When I implemented my own IQueueProcessorFactory class, created a custom QueueProcessor while overwriting DeleteMessageAsync, I was able to confirm the method is being called when the exception is thrown 5 times and the method finishes without exceptions but the message in the queue remains. I have also tried deleting both the normal and poison queues.

The code I'm using:

public class Program
{
    private const string QUEUE_NAME = "some-queue";

    // Please set the following connection strings in app.config for this WebJob to run:
    // AzureWebJobsDashboard and AzureWebJobsStorage
    static void Main()
    {
        var config = new JobHostConfiguration();

        config.Queues.QueueProcessorFactory = new CustomFactory();
        var host = new JobHost(config);
        // The following code ensures that the WebJob will be running continuously
        host.RunAndBlock();
    }

    private class CustomFactory : IQueueProcessorFactory
    {
        public QueueProcessor Create(QueueProcessorFactoryContext context)
        {
            return new CustomQueueProcessor(context);
        }

        private class CustomQueueProcessor : QueueProcessor
        {
            public CustomQueueProcessor(QueueProcessorFactoryContext context) : base(context)
            {

            }

            protected override Task DeleteMessageAsync(CloudQueueMessage message, CancellationToken cancellationToken)
            {
                return base.DeleteMessageAsync(message, cancellationToken);
            }
        }
    }

    public static void QueueTrigger([QueueTrigger(QUEUE_NAME)] CloudQueueMessage message)
    {
        Console.WriteLine($"Processing message: {message.AsString}");
        throw new Exception("test exception");
    }
}

Everything works as expected except that the message remains in the original queue. I'm assuming, and hoping, the error is in my end and or that it's something stupid that I simply overlooked because I am new to queue's but after having spent almost 2 days trawling the internet for information, I am officially at a loss as what to do or try next.

Edit

While we did end up going with Service Bus, it is worth noting that we came up with an alternative which was to semi-manage the queue ourselves from within the queue trigger.

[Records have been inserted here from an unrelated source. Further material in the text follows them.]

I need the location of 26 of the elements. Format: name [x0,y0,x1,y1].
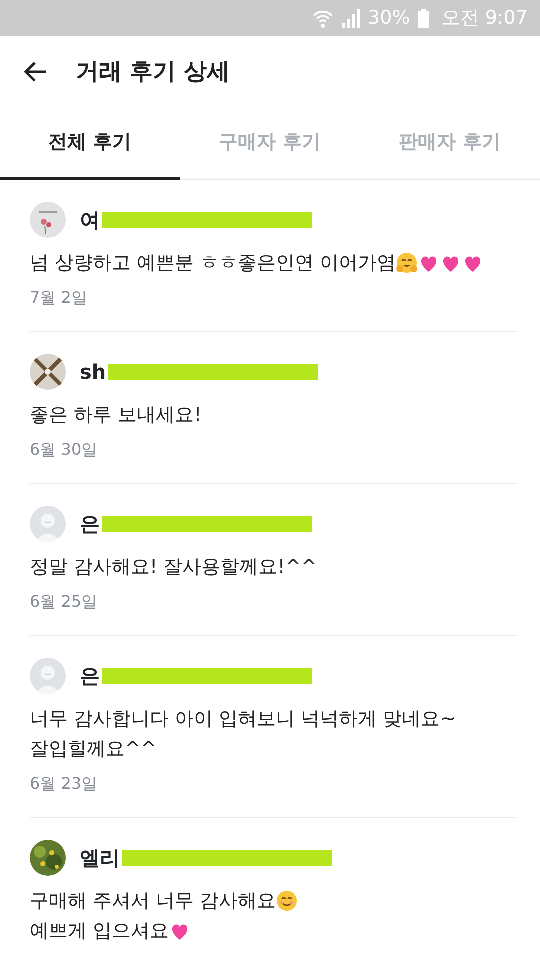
default-avatar-icon [30,506,66,542]
review-text: 구매해 주셔서 너무 감사해요 [30,889,276,914]
review-tab[interactable]: 판매자 후기 [360,108,540,180]
smiling-face-icon [276,890,298,912]
review-text: 너무 감사합니다 아이 입혀보니 넉넉하게 맞네요~ [30,707,456,732]
user-name: 여 [80,207,100,234]
review-tab[interactable]: 전체 후기 [0,108,180,180]
review-date: 6월 23일 [30,773,99,795]
review-tab[interactable]: 구매자 후기 [180,108,360,180]
user-name: sh [80,359,106,386]
review-date: 6월 25일 [30,591,99,613]
hugging-face-icon [396,252,418,274]
user-name: 은 [80,663,100,690]
signal-icon [342,8,360,28]
review-text: 예쁘게 입으셔요 [30,919,170,944]
user-name: 은 [80,511,100,538]
review-text: 정말 감사해요! 잘사용할께요!^^ [30,555,318,580]
default-avatar-icon [30,658,66,694]
page-title: 거래 후기 상세 [76,58,230,87]
battery-icon [418,8,430,28]
user-name: 엘리 [80,845,120,872]
review-text: 넘 상량하고 예쁜분 ㅎㅎ좋은인연 이어가염 [30,251,396,276]
review-text: 좋은 하루 보내세요! [30,403,202,428]
review-date: 6월 30일 [30,439,99,461]
review-text: 잘입힐께요^^ [30,737,157,762]
review-date: 7월 2일 [30,287,88,309]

What this entailed was to check the dequeue count and if it is above the max dequeue (retry) count, simply return. This would signal to the caller that the message "successfully" processed which then removed it from the queue. The approach would result in almost the expected behavior in that the message would get added to the poison queue while being removed from the normal queue 10 minutes later.

It has the added benefit of continuing to work with future releases of the packages or updates to the queues themselves that would fix the original problem as the if would simply never be true.

public class Program
{
    private const int MAX_DEQUEUE_COUNT = 5;

    static void Main()
    {
        var config = new JobHostConfiguration();
        ...
        config.Queues.MaxDequeueCount = MAX_DEQUEUE_COUNT;
        ...
    }

    public static void QueueTrigger([QueueTrigger("some-queue")] CloudQueueMessage message)
    {
        if (message.DequeueCount > MAX_DEQUEUE_COUNT)
        {
            // prevents the message from indefinitely retrying every 10 minutes and ultimately creating duplicates within the poison queue.
            return;
        }

        // do stuff
    }

Solution

  • I'm about to give you a non-referenced-answer based on personal experience and what I've seen on StackOverflow. You are not the first person to have issues with automatic deadlettering and honoring the max dequeue count in regards to WebJob QueueTriggerAttributes. My recommendation is to sidestep the flakiness of Storage Queues + QueueTriggers in favor of using Service Bus Queues and Service Bus Triggers.

    As a messaging technology, Service Bus Queues are much more full-featured and are cost-comparable. The only real reasons I'd choose to use Storage Queues over Service Bus Queues is if you needed to store more than 80GB of messages, which is the Service Bus Queue limit with partitioning.